I told him I loved him and his friendship with Jack would be fine. I explained that the first week of school can be complicated and everyone, including him and Jack, can get a bit lost trying to find their place at school and figure out new friendships in their own classes.
He stared at me, eyes wide, looking for reassurance that the change in Jack’s behavior toward him was not his fault.
“I promise, what happened with Jack doesn’t mean there’s anything wrong with you or what you’ve done,” I said, forcing myself to smile even though inside I was still raging that someone had hurt him. “It’s possible he didn’t even see you! Don’t worry, my love, Jack is still your friend and cares about you,” I said, giving him a confident nod.
“Are you sure, Mommy?”
“I’m sure,” I said, lying to him. I wasn’t sure about anything. How could I explain to my 8-year-old that sometimes friends stop liking you, or that friendships fade as the people you once loved don’t love you back anymore? How could I tell him that the deep hurt he felt was inescapable but that it would go away eventually, and that it’s all just part of being human?
That night, sitting next to him, I decided there were no perfect words and the only thing he needed to understand in that moment was that he was loved.

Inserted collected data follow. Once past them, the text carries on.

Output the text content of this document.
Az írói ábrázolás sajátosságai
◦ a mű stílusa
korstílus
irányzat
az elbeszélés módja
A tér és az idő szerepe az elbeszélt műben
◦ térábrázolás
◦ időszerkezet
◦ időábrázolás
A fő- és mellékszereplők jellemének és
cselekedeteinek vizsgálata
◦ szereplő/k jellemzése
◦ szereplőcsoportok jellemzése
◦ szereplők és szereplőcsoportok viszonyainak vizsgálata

I tucked him into bed, pulling the comforter up to his chin and covered his warm baby face in goodnight kisses.
My son is 18 years old now and doesn’t come to me with his friendship struggles as much as he used to. He’s learned to figure out those bumps in the road by myself. But on those rare occasions he does share his pain, I try to assure him, like I did when he was a young boy, that everything will be OK. That he is loved.
As he prepares to leave for college in a few weeks, I’m scared about not being there for him when his heart breaks or his friendships change. I’m worried he’ll ask himself the same question he asked me all those years ago: “Is there something wrong with me?” And I won’t be there to hold him in my arms and make things OK.
Even though in my heart, he will always be my baby, I know he’s not a child anymore. And that I need to let him go live his own life. I just hope wherever he is, he’ll take the things I taught him and the love I gave him as he navigates those inevitable heartbreaks.